Department of Housing and Urban Development: Loan Origination and Foreclosed Property Management Processes

AIMD-00-41R November 19, 1999
Full Report (PDF, 28 pages)  

Summary

Pursuant to a congressional request, GAO determined: (1) the extent to which the Department of Housing and Urban Development (HUD) had established adequate loan origination procedures and consistently applied them to determine whether loan applicants comply with the Direct Endorsement (DE) program's statutory, regulatory, and eligibility requirements and have any outstanding delinquent federal debt; and (2) whether HUD's Management and Marketing (M&M) contractors were adequately documenting the actions taken to preserve, protect, and maintain HUD's foreclosed properties.

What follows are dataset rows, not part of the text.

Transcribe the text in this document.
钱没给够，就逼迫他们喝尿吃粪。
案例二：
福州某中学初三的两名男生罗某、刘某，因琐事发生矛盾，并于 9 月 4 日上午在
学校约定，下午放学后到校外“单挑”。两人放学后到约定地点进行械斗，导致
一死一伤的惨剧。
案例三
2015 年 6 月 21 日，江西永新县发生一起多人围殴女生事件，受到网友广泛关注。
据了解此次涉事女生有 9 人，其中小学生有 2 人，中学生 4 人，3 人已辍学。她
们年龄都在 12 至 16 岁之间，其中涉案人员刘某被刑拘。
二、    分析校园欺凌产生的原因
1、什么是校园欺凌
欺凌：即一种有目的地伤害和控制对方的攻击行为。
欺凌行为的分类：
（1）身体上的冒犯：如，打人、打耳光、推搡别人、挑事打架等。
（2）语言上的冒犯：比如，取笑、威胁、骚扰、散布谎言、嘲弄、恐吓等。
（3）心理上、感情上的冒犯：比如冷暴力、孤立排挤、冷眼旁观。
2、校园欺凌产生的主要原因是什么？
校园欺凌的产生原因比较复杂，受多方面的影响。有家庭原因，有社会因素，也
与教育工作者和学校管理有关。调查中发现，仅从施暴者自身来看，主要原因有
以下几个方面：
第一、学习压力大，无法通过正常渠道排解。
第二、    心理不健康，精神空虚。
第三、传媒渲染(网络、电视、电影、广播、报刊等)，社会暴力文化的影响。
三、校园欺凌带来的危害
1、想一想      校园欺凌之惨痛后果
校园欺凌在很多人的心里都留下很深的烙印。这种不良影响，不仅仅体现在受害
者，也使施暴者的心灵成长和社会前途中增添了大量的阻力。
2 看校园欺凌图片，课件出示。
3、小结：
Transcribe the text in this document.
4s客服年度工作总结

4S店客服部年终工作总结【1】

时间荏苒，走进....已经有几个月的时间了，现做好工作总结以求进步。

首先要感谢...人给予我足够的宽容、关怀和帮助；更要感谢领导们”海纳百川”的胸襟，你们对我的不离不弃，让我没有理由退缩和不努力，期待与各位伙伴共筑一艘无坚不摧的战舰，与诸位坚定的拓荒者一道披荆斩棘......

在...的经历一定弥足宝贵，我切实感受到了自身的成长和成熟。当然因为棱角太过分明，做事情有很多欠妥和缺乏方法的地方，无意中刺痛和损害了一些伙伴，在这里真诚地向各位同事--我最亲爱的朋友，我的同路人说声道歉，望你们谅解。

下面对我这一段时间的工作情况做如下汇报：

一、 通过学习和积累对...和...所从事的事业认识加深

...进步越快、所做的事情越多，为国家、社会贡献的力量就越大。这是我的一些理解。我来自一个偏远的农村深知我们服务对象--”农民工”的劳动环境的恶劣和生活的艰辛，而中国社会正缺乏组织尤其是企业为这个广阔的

GAO noted that: (1) HUD had established adequate policies and procedures for its DE lenders to follow when making loan eligibility determinations, including procedures to screen loan applicants for outstanding delinquent federal debt; (2) GAO found loan files prepared by the DE lenders to obtain HUD's insurance endorsement consistently contained all the documentation required by HUD to support their eligibility determinations; (3) DE lenders consistently used both the Credit Alert Interactive Voice Response System and private sector credit reports to determine if loan applicants had any outstanding delinquent federal debts; (4) for programs like HUD's Direct Endorsement program, where lenders initiate and approve transactions that are guaranteed by the federal government, effective oversight controls must be in place; (5) in fiscal years 1997 and 1998, auditors of HUD's consolidated financial statements identified and reported weaknesses in its lender oversight program and made recommendations to HUD to improve its lender oversight; (6) one cited weakness was HUD's failure to timely follow up on the results of its post-endorsement reviews that identified risky underwriting practices; (7) HUD officials stated that they have taken actions they believe will address the auditor's concerns; (8) in March 1999, HUD entered into M&M contracts with private sector firms to manage and market its inventory of foreclosed properties; (9) a key requirement of M&M contracts is that firms take appropriate actions to preserve, maintain, and protect HUD's properties until the properties are sold; (10) the contracts require M&M contractors to maintain individual property files that contain evidence of the preservation, maintenance, and protection of the properties; (11) the M&M property files examined lacked adequate documentary evidence that contractors were fulfilling their contractual obligation to HUD; (12) GAO found HUD's oversight process identified M&M contractor documentation issues in a timely manner; and (13) HUD has communicated these identified deficiencies to its M&M contractors, required some contractors to prepare written recovery plans specifying how identified problems will be addressed, and recently terminated its largest M&M contractor due in part to its failure to maintain adequate property files.